だって、このケースはまだ誰も試したことがないはずだ。 だって、誰も私自身ではないんだから。

それを、世間の通説で「たぶんゼッタイ無理」と諦めるのは間違っているのでは? 「傷ついたことあるし!」と傷をなぞったりするのは感傷的過ぎやしないかい? 私はそれを初めて試してみて、大いに良いのじゃないだろうか?

……良いに違いないっ! 統計的にはさ? 限りなく無理なパターン、というやつではあろうけど、なにしろそれは、あくまでも統計であって憶測であって、内外ともに残念めの私と引く手あまたそうな男子Aとが導き出した結果ではないのだ。一番最初にやって、叶えた人になればいい。

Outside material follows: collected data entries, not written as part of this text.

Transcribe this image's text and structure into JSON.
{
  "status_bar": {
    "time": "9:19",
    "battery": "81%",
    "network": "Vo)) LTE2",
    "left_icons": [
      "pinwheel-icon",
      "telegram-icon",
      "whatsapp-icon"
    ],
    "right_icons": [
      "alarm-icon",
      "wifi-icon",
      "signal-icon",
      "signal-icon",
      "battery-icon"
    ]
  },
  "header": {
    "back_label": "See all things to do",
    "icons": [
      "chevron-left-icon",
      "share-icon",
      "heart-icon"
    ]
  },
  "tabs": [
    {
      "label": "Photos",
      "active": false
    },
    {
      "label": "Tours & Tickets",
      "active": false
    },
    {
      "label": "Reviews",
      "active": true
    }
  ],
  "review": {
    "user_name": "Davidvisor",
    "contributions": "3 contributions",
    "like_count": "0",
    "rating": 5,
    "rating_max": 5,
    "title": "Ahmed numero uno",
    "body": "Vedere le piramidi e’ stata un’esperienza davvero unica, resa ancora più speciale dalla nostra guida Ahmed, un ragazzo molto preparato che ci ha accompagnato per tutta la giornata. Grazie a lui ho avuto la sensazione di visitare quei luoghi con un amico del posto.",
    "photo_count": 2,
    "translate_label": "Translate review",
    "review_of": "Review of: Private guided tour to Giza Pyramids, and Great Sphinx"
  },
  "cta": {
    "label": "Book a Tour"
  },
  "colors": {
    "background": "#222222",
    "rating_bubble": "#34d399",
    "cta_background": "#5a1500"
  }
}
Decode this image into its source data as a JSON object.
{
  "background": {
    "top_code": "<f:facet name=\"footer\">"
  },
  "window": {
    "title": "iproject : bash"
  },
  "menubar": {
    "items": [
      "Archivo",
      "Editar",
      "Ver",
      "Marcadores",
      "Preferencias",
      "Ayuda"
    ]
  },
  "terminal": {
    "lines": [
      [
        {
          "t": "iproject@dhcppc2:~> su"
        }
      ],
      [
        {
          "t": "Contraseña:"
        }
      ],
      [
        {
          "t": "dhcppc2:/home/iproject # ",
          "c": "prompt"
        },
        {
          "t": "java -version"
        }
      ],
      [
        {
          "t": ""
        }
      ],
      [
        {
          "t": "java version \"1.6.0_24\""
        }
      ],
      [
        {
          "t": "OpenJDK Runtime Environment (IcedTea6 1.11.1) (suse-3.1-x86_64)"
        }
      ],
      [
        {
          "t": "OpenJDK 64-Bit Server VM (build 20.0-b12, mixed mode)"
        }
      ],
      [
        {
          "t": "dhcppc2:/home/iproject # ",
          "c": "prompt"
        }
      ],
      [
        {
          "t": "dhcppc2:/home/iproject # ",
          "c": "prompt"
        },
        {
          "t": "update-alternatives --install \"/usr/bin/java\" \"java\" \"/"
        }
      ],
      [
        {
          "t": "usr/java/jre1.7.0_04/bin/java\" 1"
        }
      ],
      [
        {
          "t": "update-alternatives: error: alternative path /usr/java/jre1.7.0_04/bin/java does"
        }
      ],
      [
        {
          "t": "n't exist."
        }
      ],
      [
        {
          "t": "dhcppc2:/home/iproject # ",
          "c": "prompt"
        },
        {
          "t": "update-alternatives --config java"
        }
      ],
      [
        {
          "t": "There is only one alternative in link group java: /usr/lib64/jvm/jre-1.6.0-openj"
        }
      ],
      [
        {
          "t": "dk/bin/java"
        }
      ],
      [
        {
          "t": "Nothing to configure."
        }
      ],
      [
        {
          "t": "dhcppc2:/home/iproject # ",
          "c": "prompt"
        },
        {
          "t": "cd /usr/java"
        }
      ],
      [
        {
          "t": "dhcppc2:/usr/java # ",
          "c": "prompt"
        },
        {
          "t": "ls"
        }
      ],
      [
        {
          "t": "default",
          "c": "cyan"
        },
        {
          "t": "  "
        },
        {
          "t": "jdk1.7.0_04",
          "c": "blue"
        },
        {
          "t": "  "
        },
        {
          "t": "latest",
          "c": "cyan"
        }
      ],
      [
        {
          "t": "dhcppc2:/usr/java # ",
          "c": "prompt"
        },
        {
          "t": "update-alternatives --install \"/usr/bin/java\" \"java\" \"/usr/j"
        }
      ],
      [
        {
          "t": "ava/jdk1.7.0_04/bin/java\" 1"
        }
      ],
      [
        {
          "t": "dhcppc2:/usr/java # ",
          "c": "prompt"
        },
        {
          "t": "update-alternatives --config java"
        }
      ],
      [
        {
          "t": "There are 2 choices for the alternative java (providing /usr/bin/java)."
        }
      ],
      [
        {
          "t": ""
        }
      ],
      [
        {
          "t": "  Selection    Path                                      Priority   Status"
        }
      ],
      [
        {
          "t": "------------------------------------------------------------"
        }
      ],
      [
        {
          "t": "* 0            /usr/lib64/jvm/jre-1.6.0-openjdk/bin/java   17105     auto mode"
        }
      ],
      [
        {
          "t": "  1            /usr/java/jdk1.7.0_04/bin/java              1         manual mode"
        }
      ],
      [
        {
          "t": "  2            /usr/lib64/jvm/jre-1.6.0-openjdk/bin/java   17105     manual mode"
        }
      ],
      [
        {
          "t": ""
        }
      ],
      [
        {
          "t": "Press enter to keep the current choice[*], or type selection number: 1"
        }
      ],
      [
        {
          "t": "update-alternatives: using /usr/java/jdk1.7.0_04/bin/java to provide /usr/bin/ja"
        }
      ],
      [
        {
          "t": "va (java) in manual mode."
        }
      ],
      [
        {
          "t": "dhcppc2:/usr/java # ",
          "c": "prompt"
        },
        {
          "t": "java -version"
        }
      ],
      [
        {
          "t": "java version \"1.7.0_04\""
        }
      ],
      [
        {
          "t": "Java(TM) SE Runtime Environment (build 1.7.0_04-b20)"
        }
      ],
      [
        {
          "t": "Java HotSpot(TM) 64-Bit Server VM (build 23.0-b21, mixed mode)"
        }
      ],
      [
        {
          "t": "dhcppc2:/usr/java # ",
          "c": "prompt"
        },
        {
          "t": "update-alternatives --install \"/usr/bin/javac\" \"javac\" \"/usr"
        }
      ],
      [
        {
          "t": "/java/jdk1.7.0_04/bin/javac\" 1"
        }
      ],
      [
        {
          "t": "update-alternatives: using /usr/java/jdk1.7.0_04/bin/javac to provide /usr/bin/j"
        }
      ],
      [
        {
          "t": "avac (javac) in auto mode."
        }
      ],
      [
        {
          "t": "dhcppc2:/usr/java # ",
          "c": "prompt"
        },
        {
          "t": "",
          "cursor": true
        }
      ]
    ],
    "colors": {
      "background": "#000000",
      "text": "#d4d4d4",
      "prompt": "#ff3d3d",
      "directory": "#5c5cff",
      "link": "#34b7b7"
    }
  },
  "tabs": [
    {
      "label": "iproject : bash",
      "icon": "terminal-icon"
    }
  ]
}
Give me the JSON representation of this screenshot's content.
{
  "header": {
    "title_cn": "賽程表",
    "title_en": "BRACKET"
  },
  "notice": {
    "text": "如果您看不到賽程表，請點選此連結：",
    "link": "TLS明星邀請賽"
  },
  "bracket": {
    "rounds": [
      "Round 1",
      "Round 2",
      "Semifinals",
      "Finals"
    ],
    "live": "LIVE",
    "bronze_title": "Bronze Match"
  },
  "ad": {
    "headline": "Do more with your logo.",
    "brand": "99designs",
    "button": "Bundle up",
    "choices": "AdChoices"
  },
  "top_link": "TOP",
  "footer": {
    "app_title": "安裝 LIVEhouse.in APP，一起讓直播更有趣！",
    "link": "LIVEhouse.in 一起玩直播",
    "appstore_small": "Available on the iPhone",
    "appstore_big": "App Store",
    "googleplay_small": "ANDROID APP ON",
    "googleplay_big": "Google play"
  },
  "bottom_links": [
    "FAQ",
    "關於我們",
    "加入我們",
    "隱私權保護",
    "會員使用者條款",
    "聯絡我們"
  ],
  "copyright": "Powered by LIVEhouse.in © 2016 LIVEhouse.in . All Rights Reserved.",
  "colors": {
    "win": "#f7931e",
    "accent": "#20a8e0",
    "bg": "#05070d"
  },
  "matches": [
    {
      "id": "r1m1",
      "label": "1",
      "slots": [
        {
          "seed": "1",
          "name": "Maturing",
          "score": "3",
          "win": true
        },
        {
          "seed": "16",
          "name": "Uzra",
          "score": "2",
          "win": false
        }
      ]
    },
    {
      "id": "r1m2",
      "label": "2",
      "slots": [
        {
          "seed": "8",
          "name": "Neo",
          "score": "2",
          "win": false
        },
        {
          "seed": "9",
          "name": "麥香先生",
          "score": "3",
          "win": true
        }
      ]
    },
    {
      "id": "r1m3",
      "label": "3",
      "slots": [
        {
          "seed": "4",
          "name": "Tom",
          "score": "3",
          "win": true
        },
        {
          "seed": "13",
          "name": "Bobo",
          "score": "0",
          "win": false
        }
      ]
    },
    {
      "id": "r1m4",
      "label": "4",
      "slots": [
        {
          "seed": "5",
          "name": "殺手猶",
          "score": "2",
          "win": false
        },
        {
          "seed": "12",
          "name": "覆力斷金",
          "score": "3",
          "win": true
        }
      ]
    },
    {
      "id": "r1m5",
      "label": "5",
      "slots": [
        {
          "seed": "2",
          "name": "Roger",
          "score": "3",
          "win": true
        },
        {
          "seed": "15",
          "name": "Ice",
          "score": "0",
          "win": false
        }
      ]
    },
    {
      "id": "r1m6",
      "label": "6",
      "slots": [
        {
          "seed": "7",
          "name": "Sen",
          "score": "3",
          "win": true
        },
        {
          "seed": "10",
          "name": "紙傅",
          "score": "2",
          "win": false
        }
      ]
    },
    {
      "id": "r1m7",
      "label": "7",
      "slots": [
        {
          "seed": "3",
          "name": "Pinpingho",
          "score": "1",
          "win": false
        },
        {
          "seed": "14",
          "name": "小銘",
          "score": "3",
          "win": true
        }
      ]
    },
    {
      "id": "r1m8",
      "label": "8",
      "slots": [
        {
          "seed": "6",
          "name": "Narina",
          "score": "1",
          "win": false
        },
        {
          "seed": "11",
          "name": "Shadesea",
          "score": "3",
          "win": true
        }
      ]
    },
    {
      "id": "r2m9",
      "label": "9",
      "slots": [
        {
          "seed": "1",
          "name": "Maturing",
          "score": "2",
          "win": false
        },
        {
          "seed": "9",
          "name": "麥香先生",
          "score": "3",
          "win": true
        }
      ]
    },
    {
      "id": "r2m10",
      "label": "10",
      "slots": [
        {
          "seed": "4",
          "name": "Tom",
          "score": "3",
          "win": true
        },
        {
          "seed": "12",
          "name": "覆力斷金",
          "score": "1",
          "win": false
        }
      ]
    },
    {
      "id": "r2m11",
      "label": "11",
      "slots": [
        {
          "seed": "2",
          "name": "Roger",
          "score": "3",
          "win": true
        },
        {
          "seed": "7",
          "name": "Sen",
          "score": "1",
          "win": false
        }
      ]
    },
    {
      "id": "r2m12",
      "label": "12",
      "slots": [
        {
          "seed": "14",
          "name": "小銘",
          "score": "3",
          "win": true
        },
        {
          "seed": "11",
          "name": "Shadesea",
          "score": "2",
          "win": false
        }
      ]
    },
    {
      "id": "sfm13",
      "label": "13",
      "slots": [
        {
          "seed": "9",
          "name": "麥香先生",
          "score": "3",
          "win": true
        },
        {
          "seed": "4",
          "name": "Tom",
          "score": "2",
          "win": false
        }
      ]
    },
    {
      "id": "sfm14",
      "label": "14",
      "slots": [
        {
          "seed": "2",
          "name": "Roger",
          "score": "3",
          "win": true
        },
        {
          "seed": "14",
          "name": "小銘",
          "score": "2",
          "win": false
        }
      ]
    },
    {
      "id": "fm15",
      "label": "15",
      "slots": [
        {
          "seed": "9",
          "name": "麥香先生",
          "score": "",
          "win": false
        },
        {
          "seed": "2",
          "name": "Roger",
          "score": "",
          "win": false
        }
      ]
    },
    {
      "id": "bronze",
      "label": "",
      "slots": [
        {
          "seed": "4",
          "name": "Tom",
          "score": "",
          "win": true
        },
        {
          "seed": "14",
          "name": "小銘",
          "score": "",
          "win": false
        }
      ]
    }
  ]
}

なーんだなんだっ! どうして今まで早々に「この恋、無理ムリ」って決めつけていたのだろう。どんどん恋して良いんだよ、皆んなー! フォ〜!!(先週訪れたハワイアンズの興奮をまだ引きずっている)

けどそれで、一番最初にできなかった人になることは、あるだろうけども。

ま、その時の傷を治癒する方法くらいはもう、いくらでも知っている。 ホロッホロのお肉や、トロけるクリームのスイーツあたりを口いっぱいに頬張れば、いくらかは、ね。